Cyclone Dana triggered close to 200mm of rain in Calcutta in a few hours on Friday, after it started making landfall near the Bhitarkanika National Park in Odisha.
Data from over 30 years say the average rainfall Calcutta receives in its rainiest month, July, is around 370mm.
For much of Thursday, notwithstanding a consistently gloomy sky, the city only got intermittent drizzles. Many Calcuttans who went to bed thinking Dana was a damp squib woke up to waterlogged neighbourhoods.
The city was, however, spared the wrath of winds that Bay cyclones are dreaded for.
Dana hit land with wind speeds of up to 120km an hour but those winds were a safe distance from the city.
The intensity of the showers is likely to dip from Saturday, the Met office said. The sky is likely to be cloudy in parts.
The weather will further improve on Sunday, Met officials said.
The Met forecast was for “heavy to very heavy rain” in Calcutta on Thursday. In Met parlance, it means up to 200mm in 24 hours.
As it turned out, widespread rain started at most places after 5am on Friday and picked up intensity as the morning progressed.
Readings at the pumping stations of the Kolkata Municipal Corporation showed that between 4am and 8pm on Friday, Jodhpur Park received 190mm of rain. Ballygunge and Patuli got 152mm and 145mm during the sameperiod. Maniktala got 108mm and Ultadanga 91mm.

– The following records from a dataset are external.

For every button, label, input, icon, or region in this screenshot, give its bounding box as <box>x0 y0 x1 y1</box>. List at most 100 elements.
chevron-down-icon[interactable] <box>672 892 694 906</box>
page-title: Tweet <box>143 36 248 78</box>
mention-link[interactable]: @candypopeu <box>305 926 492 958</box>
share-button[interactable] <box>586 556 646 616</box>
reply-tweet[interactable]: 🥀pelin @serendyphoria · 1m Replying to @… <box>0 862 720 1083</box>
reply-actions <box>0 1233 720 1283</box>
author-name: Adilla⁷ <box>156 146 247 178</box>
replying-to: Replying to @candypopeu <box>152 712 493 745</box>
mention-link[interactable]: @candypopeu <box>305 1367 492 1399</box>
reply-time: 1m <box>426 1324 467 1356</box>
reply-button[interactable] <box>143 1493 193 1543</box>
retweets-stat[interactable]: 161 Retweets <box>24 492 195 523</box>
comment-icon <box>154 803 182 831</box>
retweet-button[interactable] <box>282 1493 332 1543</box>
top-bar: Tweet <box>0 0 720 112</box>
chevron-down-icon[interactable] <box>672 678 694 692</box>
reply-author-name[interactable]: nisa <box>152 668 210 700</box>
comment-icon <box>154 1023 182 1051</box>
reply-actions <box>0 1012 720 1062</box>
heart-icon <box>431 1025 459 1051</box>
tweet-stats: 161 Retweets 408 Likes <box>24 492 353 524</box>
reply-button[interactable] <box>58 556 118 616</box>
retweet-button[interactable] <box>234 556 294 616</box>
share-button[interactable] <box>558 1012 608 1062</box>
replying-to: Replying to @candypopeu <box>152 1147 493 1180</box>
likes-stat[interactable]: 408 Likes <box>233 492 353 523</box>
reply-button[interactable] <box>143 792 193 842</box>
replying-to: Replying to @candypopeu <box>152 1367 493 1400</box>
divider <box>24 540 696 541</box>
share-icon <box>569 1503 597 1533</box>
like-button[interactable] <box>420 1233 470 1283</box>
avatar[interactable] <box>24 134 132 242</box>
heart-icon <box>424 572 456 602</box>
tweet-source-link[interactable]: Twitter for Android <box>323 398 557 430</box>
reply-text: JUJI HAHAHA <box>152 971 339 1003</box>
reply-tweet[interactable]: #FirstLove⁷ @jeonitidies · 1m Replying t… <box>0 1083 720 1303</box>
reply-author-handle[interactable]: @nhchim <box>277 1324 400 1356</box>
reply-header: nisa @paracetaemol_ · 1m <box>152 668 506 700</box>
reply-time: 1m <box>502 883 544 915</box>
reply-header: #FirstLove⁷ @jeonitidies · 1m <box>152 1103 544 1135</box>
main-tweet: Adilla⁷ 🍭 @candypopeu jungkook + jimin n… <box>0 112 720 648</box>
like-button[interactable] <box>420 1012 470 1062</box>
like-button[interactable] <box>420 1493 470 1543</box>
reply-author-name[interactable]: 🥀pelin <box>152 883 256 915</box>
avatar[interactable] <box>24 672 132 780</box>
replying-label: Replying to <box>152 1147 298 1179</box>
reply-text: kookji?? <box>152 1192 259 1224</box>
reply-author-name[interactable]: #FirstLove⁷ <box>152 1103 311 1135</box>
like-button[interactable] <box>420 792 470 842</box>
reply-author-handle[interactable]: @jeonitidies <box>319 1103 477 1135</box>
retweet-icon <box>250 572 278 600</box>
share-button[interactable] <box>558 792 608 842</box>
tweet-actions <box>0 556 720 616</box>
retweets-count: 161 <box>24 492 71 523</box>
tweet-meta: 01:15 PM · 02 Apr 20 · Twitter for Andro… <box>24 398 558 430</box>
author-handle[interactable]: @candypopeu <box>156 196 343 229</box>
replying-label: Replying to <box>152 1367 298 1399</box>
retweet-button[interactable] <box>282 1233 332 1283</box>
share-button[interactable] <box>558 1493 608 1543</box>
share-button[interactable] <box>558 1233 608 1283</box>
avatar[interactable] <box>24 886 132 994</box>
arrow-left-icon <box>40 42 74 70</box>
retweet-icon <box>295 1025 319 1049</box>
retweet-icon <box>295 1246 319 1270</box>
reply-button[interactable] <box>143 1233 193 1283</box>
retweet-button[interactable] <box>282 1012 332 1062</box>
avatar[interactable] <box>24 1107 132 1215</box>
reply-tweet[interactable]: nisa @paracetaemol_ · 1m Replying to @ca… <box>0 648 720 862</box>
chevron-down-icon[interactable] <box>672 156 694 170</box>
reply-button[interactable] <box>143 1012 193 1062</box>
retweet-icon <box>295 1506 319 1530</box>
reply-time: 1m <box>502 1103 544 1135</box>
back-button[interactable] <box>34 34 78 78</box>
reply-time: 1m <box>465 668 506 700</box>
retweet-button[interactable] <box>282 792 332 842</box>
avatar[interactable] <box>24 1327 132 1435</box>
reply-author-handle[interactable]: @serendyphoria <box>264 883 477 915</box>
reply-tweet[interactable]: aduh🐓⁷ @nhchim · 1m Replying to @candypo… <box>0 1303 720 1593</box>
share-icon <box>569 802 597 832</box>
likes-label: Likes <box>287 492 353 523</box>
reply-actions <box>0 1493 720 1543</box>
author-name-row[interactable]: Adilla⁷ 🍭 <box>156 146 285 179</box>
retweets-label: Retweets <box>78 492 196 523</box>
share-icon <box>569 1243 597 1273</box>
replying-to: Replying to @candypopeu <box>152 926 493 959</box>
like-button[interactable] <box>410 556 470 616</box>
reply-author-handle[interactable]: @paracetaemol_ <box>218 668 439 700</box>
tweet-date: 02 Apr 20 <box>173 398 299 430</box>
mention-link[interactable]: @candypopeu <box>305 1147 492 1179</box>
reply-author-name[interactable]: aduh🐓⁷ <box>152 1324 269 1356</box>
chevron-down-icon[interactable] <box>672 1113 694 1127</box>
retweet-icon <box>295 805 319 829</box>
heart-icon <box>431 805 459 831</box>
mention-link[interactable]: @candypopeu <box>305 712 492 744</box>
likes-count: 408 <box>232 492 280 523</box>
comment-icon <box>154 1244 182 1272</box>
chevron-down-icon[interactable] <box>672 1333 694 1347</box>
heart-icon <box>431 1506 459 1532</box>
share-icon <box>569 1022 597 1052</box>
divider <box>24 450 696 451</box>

Around 4.45pm, the Met office issued a fresh alert for “an intense spell” of rain in several pockets of south Bengal. Calcutta was among them. What was an on-and-off drizzle in the early evening intensified after 6pm.
Slow-moving system
Dana’s landfall, while still a severe cyclonic storm, started a little before Thursday midnight near Habalikhati Nature Camp in Bhitarkanika in Odisha’s Kendrapara district, around 410km southwest of Calcutta.
“The landfall process has commenced. The forward sector of the wall cloud is entering land,” said a Met bulletin issued at 12.15am.
The landfall process continued for the next eight hours, said a Met official.
“The centre of the storm crossed land between 1.30am and 3.30am. By the time the rear sector of the storm entered land, it was 8.30am,” said H.R. Biswas, head of the weather section at the Regional Meteorological Centre in Alipore.
“The landfall process took longer than we had expected. The system moved very slowly from sea to land. A large portion of the clouds that were part of the system hovered over the Bay of Bengal for hours before they entered land. That is one of the reasons why the rain picked up intensity in Calcutta only in the early hours of Friday. The associated clouds arrived late in the city,” he said.
As a cyclone keeps moving over the sea, the uninterrupted supply of moisture ensures the continuous formation of new clouds. Once on land, this process becomes slower because of a halt in the supply of moisture.
Winds missing
Both Amphan (May 2020) and Remal (May 2024) had brought over 200mm of rain to Calcutta, as Dana nearly did. But what was missing in Dana’s case was the intensity of the winds.
Amphan, which hit land as a very severe cyclonic storm and generated a peak wind speed of 185kmph during landfall in the Sunderbans, struck Calcutta with a peak wind speed of 112kmph.
Remal hit land in the Sunderbans in Bangladesh, unleashing winds between 110kmph and 120kmph, with gusts clocking 135kmph. In Calcutta, it generated a maximum wind speed of 91kmph.
At the time of landfall, Dana generated wind speeds of 100 to 110kmph in surrounding areas, with gusts clocking up to 120kmph. But these monstrous winds were confined to the core area of impact, said Met officials. The intensity of the winds did not match the Met forecast even in coastal pockets of Odisha.
Till late on Friday, there was no report of the peak wind speed reaching anywhere close to 100kmph even inthe coastal pockets of Bengal, like East Midnapore, which borders Odisha, and the Sunderbans in South 24-Parganas.
The Met office recorded a gust of 43kmph in Alipore around 7.20am, the highest in the city.
“The size of the system was smaller than expected. That is why the intensity of the winds dropped. The diameter of the system was around 500km. Calcutta is over 400km from where the landfall happened. A radius of 250km leaves another 150km,” said Mrutyunjay Mohapatra, the director-general of meteorology, India MeteorologicalDepartment.